Mi madre también trabaja —siempre ha trabajado fuera de casa—, y se pasa el día en un despacho lleno de ordenadores, pero casi siempre viene a comer a casa. Y, si no viene, llama por teléfono para controlar la comida. Nunca me ha dejado ir a casa de gente que no conociese. Si yo quiero ir a algún sitio, tengo que pedirle permiso a ella o a mi padre, decirles dónde voy, con quién voy, a qué hora vuelvo y dejar el número de teléfono de donde estoy. En fin, no me da tanta libertad como la madre de Adriana le da a ella, que a mí me parece lo máximo.

Cuando comenzó el segundo trimestre, tuvimos un motivo más para estar más cerca la una de la otra: Adriana se matriculó en mi colegio. No somos del mismo curso, nunca lo hemos sido. Yo ahora estoy en 4.° A y ella en 3.° C. Pero desde aquel momento, nos vemos en el recreo, vamos y volvemos juntas del colegio, y muchas veces acabamos comiendo una en casa de la otra. Y, como yo me apunté a clase de danza a la misma academia que ella, y ella se vino a inglés a la mía, con el mismo horario y en el mismo nivel, tuvimos mucho más tiempo para estar juntas. Fue en esa época cuando ella comenzó a ser mi mejor amiga.

Yo nunca había tenido una amiga así, de verdad. Tenía un montón de compañeras en el colegio, con las que a veces salía el fin de semana, o estudiábamos juntas para algún examen. Además de eso, en vacaciones, cuando íbamos a casa de mi abuela, yo me reencontraba con mis primas y era siempre superdivertido. Pero una gran amiga, que me pusiese en primer lugar en su vida, y con quien yo sabía que podía contar para todo... ah, eso era una novedad. Una novedad maravillosa, además.

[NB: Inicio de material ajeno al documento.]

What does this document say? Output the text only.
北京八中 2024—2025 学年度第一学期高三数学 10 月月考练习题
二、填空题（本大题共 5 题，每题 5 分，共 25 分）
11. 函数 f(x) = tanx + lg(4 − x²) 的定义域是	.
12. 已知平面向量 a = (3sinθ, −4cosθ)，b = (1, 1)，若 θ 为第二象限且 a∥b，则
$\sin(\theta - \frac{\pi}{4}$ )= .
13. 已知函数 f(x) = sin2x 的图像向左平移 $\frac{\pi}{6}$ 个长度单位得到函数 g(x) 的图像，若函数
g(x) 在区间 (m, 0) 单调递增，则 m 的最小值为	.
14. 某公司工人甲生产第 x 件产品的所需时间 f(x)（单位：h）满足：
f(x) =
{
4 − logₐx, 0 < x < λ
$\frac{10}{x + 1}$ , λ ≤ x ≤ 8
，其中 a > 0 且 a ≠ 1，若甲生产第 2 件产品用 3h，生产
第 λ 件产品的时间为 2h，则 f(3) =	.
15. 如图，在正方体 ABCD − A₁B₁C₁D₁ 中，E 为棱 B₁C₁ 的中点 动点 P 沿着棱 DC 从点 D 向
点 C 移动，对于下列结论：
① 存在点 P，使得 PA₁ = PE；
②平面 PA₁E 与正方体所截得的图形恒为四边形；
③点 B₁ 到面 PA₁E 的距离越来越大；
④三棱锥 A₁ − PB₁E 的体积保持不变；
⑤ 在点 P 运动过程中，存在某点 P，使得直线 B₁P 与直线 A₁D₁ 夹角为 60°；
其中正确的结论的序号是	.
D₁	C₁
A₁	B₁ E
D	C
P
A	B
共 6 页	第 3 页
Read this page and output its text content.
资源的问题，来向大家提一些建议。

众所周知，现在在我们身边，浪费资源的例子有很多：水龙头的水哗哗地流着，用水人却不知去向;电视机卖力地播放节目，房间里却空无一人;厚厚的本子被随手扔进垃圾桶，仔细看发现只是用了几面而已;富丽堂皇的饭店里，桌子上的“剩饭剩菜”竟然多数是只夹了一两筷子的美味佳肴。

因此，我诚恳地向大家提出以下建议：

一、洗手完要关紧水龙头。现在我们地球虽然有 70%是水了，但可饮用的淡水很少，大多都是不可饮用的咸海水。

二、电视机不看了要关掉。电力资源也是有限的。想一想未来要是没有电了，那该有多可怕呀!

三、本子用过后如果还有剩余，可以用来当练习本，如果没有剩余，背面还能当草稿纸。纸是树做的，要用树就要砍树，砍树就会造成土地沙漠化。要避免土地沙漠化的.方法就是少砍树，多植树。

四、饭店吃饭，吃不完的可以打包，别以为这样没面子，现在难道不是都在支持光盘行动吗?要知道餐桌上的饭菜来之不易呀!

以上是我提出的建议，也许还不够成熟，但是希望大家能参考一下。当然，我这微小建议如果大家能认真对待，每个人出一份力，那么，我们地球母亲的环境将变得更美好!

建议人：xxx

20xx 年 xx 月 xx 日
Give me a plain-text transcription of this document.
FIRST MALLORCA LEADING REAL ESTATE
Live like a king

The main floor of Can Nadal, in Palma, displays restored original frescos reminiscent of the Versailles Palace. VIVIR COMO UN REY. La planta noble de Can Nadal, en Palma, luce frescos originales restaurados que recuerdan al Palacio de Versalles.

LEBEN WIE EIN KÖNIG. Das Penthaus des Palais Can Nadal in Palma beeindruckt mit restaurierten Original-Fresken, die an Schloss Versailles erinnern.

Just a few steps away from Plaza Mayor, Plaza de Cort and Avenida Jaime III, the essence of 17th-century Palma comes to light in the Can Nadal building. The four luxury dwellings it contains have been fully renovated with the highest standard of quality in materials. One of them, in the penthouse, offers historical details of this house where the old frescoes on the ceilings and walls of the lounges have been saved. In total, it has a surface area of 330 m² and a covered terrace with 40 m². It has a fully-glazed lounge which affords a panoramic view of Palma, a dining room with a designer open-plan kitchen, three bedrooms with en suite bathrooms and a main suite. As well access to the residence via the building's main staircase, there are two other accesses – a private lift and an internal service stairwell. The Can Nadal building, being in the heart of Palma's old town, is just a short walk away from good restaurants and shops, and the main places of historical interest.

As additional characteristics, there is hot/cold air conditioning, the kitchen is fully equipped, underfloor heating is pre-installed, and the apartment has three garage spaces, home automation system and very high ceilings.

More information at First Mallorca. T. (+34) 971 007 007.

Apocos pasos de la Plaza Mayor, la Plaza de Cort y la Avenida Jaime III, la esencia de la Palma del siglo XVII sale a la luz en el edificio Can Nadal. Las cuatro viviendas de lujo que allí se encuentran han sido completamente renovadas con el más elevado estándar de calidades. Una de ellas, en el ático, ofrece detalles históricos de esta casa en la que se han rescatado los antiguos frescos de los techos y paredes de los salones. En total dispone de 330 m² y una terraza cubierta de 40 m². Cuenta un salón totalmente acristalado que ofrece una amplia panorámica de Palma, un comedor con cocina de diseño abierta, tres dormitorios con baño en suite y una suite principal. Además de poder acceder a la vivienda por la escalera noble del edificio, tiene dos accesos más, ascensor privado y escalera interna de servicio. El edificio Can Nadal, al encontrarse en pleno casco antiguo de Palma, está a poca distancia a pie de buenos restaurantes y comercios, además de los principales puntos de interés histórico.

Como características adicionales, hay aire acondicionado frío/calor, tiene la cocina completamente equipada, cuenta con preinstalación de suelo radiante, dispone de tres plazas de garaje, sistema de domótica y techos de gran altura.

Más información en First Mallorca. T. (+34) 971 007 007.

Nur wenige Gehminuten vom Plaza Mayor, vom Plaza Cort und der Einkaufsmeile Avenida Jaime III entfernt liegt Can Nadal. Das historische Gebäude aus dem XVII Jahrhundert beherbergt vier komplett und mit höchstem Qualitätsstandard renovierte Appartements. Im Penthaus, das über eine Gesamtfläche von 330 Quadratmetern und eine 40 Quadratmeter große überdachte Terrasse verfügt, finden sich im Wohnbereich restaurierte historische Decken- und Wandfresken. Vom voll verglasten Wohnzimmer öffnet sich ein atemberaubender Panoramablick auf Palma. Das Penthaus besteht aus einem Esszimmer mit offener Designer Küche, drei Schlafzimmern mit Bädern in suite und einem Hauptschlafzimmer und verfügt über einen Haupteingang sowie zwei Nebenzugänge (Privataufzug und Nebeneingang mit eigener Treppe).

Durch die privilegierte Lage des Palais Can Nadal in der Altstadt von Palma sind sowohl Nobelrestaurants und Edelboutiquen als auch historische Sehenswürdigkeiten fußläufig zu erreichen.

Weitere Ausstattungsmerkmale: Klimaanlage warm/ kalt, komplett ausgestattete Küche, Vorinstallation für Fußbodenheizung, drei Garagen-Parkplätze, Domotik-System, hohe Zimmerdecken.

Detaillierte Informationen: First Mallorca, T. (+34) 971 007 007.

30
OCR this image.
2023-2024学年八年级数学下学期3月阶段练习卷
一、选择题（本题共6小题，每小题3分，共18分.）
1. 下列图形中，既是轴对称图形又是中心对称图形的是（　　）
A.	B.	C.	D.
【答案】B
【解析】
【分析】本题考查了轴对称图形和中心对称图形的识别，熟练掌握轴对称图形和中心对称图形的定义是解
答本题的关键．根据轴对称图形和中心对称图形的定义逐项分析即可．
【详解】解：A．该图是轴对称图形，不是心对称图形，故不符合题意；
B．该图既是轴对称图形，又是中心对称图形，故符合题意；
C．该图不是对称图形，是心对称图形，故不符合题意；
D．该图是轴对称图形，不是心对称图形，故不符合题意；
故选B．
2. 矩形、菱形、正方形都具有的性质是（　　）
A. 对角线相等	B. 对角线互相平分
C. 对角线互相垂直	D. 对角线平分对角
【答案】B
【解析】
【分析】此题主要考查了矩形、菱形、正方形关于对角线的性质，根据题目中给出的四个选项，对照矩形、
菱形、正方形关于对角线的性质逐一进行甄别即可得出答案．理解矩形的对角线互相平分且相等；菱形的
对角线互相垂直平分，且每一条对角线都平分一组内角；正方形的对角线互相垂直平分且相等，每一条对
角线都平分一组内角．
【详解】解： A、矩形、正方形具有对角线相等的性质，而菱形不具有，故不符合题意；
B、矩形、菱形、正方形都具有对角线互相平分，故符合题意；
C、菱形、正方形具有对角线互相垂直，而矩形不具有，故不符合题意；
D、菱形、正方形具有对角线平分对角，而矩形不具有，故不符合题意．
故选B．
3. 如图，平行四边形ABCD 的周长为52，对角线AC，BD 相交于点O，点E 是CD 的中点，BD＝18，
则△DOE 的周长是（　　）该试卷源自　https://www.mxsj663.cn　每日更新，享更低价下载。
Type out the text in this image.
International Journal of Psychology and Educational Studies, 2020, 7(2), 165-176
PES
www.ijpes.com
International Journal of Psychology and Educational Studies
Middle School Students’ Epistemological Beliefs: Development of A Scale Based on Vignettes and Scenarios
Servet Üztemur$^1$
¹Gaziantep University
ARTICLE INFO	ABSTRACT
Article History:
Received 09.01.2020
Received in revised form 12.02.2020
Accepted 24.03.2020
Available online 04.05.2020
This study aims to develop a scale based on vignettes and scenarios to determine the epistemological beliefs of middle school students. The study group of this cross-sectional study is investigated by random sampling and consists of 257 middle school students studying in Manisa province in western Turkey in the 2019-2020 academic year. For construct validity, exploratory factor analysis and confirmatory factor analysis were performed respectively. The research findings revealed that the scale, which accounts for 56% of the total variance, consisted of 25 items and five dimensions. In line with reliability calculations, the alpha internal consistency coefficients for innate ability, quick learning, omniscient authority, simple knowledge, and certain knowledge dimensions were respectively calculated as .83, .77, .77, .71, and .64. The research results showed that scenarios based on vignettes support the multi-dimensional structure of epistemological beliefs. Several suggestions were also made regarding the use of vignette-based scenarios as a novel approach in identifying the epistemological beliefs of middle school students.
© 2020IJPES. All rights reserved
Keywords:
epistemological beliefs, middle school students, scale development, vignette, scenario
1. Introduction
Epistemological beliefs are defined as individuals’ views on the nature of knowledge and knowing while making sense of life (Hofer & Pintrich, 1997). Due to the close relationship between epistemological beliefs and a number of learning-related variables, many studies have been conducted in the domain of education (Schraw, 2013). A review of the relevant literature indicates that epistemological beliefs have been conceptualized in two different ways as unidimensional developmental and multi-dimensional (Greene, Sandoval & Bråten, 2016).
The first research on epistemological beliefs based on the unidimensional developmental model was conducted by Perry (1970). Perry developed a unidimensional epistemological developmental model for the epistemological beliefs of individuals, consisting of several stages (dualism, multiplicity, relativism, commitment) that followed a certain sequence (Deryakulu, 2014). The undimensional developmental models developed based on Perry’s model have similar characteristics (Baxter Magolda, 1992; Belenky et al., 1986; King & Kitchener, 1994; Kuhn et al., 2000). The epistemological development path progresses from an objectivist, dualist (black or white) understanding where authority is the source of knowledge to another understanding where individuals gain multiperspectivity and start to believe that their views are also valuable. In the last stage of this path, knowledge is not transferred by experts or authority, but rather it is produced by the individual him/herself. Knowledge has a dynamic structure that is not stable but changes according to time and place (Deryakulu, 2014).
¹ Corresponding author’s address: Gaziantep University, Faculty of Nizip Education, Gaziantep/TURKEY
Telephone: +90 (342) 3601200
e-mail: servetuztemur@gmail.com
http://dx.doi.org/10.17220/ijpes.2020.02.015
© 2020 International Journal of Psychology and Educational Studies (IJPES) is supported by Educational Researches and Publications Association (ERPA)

Adriana tenía mucha más experiencia de la amistad que yo. En el barrio en el que ella vivía antes, y en el otro colegio, había tenido una gran amiga, Rafaela. Me contó que ellas habían estado muy unidas, casi como nosotras lo estamos ahora, aunque tal vez un poco menos, porque me parece que amistad igual a la nuestra nunca habrá y nunca pudo haber existido antes. Rafaela le hizo una cosa horrible a Adriana, y justamente en el momento en que ella más la necesitaba; por eso dejaron de ser amigas.

Incluso hoy recuerdo la cara de Adriana, llorando, cuando me contó lo que le había pasado. Unas lágrimas llenas de tristeza y de rabia. Lo que sucedió fue que Rafaela, que siempre había sido su amiga, dio un gran fiesta de cumpleaños cuando cumplió los trece. ¿Sabes, una de esas fiestas que se dan en un club, que tiene de todo, incluso sorteos de premios, disc-joquey y baile?